Unsicherheit befördert Verbreitung der Police
Christian Futterlieb, VR Equitypartner, sieht die Police als „gängige Marktusance“ an, schon wegen der aktuellen Großwetterlage sei das weitere Vordringen wahrscheinlich – auch weil auf der Angebotsseite stetig neue Player dazustoßen. „Die aktuelle Vielzahl an Unsicherheitsfaktoren wird die Verbreitung noch weiter festigen. Es kommen immer wieder neue Marktteilnehmer hinzu. Die Anzahl der Versicherer dürfte sich aktuell bei deutlich mehr als 20 Anbietern bewegen.“ Sven Wittmaack, AUCTUS AG, hat in den zurückliegenden Monaten einige Exits begleitet; im Rahmen dieser Transaktionen seien W&I-Policen „immer relevant“ gewesen. Und auch bei HANNOVER Finanz, berichtet Dr. Christina Silberberger (Partner/General Counsel), sei die W&I-Police gängige Praxis – und zwar sowohl auf der Verkäufer- als auch auf der Käuferseite.

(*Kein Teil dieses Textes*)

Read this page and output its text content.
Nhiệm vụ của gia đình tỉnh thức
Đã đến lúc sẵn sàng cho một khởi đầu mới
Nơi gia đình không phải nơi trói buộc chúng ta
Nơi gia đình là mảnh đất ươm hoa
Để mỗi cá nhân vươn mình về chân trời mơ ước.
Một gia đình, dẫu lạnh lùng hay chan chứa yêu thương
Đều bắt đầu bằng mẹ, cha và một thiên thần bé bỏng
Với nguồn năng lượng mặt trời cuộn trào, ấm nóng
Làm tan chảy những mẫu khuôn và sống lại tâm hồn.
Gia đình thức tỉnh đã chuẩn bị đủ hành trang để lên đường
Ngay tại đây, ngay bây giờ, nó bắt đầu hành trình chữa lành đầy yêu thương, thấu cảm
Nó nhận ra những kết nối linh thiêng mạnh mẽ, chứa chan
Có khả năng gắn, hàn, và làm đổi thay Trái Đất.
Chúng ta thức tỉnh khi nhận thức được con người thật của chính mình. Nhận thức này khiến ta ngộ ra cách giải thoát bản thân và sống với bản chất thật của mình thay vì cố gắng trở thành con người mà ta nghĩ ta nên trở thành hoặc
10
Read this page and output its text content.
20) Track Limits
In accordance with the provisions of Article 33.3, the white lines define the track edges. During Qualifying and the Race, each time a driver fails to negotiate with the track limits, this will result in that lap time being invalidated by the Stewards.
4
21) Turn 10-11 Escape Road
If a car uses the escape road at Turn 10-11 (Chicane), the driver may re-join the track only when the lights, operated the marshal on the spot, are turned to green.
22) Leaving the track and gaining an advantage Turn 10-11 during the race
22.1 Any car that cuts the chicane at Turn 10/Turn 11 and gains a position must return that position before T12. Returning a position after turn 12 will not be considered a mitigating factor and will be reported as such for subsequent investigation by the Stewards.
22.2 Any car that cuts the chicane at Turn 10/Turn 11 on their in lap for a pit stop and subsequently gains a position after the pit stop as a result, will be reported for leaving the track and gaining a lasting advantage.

Allerdings belässt man es in Niedersachsen einstweilen bei der originären Ausgestaltung: „Wir haben bislang keine Unterpolicen zu Tax oder Environment abgeschlossen.“
Die Verbreitung dürfte sich nach Einschätzung von Mark Suderow, Partner bei Deutsche Private Equity, zeitnah weiterentwickeln, denn Verkaufsberater bei Auktionen haben die Versicherung mittlerweile in deren Standardvorgehen eingebunden. „Wir sehen zunehmend, dass in M&A-Auktionen die Verkaufsberater sehr frühzeitig abfragen, welche Bieter bereit sind, eine W&I-Police in die Transaktion mit einzubinden. Eine Aussage erwartet man teilweise schon mit Abgabe eines ersten indikativen Angebots“, berichtet er. Die Abfrage kann zu dem frühen Zeitpunkt natürlich nur generisch sein – „aber immerhin hat man das Thema dann transparent auf dem Tisch, was für alle Parteien eine faire Lösung ist. Allerdings sind W&I-Policen auch nicht für jeden Mandanten und in jeder Situation geeignet. Wichtig wird hier auf Dauer sein, dass die M&A-Berater situationsgerechte Aufklärungsarbeit betreiben und Empfehlungen mit ausreichend Augenmaß aussprechen“, so Suderow.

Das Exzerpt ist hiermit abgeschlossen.